Joel McHale Brings Snark to Dodge Theatre
We can't decide who's cuter
"That's exactly my plan," McHale says of being a heartthrob.
The renaissance man also started a stand-up comedy career 2 years ago, performing in clubs around southern California weekly and brings his schtick to the Dodge Theatre this New Year's Eve, Thursday, December 31. Tickets for the show, which starts at 8 p.m., are available at www.livenation.com for $20-$65. Donald Glover, also from Community, opens.
As to why people should come, McHale says, "Do you have anything better to do? No, you don't, so come!" He talked about his busy schedule, his resolutions for 2010 and what you shouldn't say in front of Carlos Mencia fans.
How did you get into stand-up?
To be perfectly crass, doing The Soup is like doing stand-up in a weird way, because you're telling jokes for 22 minutes. My agent said, 'If you start going out and doing Soup jokes, you're going to make a lot of money.' I started hosting shows at improv and comedy clubs in southern California. I would do 10 minutes of stand-up in-between acts, and it was sort of a baptism by fire. Most of the people coming were Soup fans, so it wasn't the usual crowds.
Are there any challenges to doing stand-up compared to The Soup?
It's a whole different beast definitely. I think that's why the greatest comics in the world are people who have been doing it all their lives. I'm standing on-stage and telling jokes for 70-80 minutes, but it's totally unsimilar in that it can be 2,000 people watching.
Have you ever bombed?
I did not do well when I opened for Carlos Mencia in Anaheim (Calif.) to a crowd that had been there 5 hours waiting to see him. The first thing I said was, 'Does anyone here watch (Keeping Up with) the Kardashians?' and everyone was silent. You could just crawl into a hole and never do it again, but hopefully you're professional enough to continue.
Your show's on New Year's Eve. Do you have any resolutions for the new year?
Get some sleep and spend time with the kids and hopefully finish Assassin's Creed II and Call of Duty: Modern Warfare.
You've covered a lot of celebrities on The Soup. Have you had any bad reactions from people you've met that you've talked about?
Without exception, every single reality show star I've met, no matter how brutal I've been to them, have said they want to be on the show more. I know we've pissed off some people, and I don't really care.
Are there any celebrities you'd like to never mention again?
The Soup is like Whack-a-Mole whne it comes to celebs. When you're bringing so much attention to yourself and doing something so egregious, then we're going to make fun of you. We never make fun of anybody who doesn't deserve it. We don't make fun of people who aren't doing something. I never get sick of anybody as long as they're finding new and more interesting ways to call attention to themselves.
In Community, you play a lawyer who has to go to community college. What were your least favorite and favorite classes when you were a student at The University of Washington?

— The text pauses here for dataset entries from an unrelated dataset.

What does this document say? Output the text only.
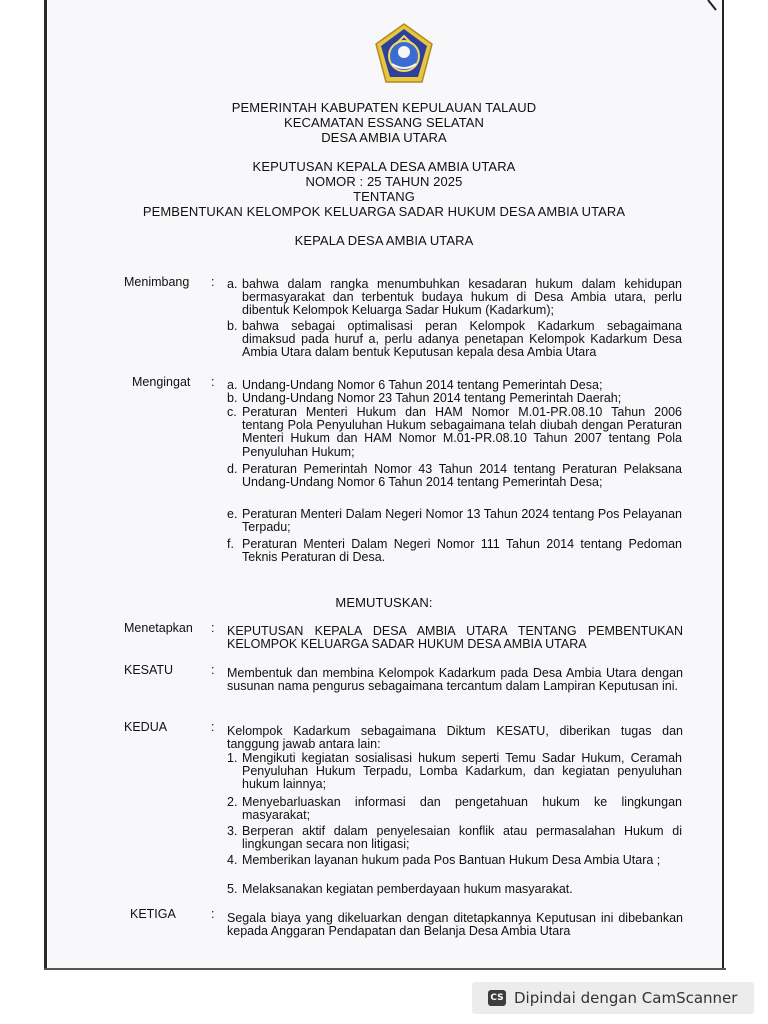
PEMERINTAH KABUPATEN KEPULAUAN TALAUD
KECAMATAN ESSANG SELATAN
DESA AMBIA UTARA
KEPUTUSAN KEPALA DESA AMBIA UTARA
NOMOR : 25 TAHUN 2025
TENTANG
PEMBENTUKAN KELOMPOK KELUARGA SADAR HUKUM DESA AMBIA UTARA
KEPALA DESA AMBIA UTARA
Menimbang : a. bahwa dalam rangka menumbuhkan kesadaran hukum dalam kehidupan bermasyarakat dan terbentuk budaya hukum di Desa Ambia utara, perlu dibentuk Kelompok Keluarga Sadar Hukum (Kadarkum);
b. bahwa sebagai optimalisasi peran Kelompok Kadarkum sebagaimana dimaksud pada huruf a, perlu adanya penetapan Kelompok Kadarkum Desa Ambia Utara dalam bentuk Keputusan kepala desa Ambia Utara
Mengingat : a. Undang-Undang Nomor 6 Tahun 2014 tentang Pemerintah Desa;
b. Undang-Undang Nomor 23 Tahun 2014 tentang Pemerintah Daerah;
c. Peraturan Menteri Hukum dan HAM Nomor M.01-PR.08.10 Tahun 2006 tentang Pola Penyuluhan Hukum sebagaimana telah diubah dengan Peraturan Menteri Hukum dan HAM Nomor M.01-PR.08.10 Tahun 2007 tentang Pola Penyuluhan Hukum;
d. Peraturan Pemerintah Nomor 43 Tahun 2014 tentang Peraturan Pelaksana Undang-Undang Nomor 6 Tahun 2014 tentang Pemerintah Desa;
e. Peraturan Menteri Dalam Negeri Nomor 13 Tahun 2024 tentang Pos Pelayanan Terpadu;
f. Peraturan Menteri Dalam Negeri Nomor 111 Tahun 2014 tentang Pedoman Teknis Peraturan di Desa.
MEMUTUSKAN:
Menetapkan : KEPUTUSAN KEPALA DESA AMBIA UTARA TENTANG PEMBENTUKAN KELOMPOK KELUARGA SADAR HUKUM DESA AMBIA UTARA
KESATU	: Membentuk dan membina Kelompok Kadarkum pada Desa Ambia Utara dengan susunan nama pengurus sebagaimana tercantum dalam Lampiran Keputusan ini.
KEDUA	: Kelompok Kadarkum sebagaimana Diktum KESATU, diberikan tugas dan tanggung jawab antara lain:
1. Mengikuti kegiatan sosialisasi hukum seperti Temu Sadar Hukum, Ceramah Penyuluhan Hukum Terpadu, Lomba Kadarkum, dan kegiatan penyuluhan hukum lainnya;
2. Menyebarluaskan informasi dan pengetahuan hukum ke lingkungan masyarakat;
3. Berperan aktif dalam penyelesaian konflik atau permasalahan Hukum di lingkungan secara non litigasi;
4. Memberikan layanan hukum pada Pos Bantuan Hukum Desa Ambia Utara ;
5. Melaksanakan kegiatan pemberdayaan hukum masyarakat.
KETIGA	: Segala biaya yang dikeluarkan dengan ditetapkannya Keputusan ini dibebankan kepada Anggaran Pendapatan dan Belanja Desa Ambia Utara
CS Dipindai dengan CamScanner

My least favorite was the philosophy of logic. I was so bad at it. I don't think you understand how bad at math I was. I had to take a math class that was worth no college credit just to take other math classes. They must have thought, 'Are you missing a lobe? Because you are just dumb.' As far as my favorite, I was a history major, and I have all my notebooks still.
You've tried your hand at a lot of different types of performances. What are your plans for the future?
I came to L.A. to be an actor. I really just wanted to be on a high-quality TV show and high-quality movies. My main goal right now is for Community to stay on.
You're becoming more high-profile and upping your celeb status, like the people you profile on The Soup. How has that affected you?
It's great because I get free stuff, and people seem nicer to me, but I don't think about it that much. I'm in no way doing important work, but if people are entertained by it, that makes me very happy.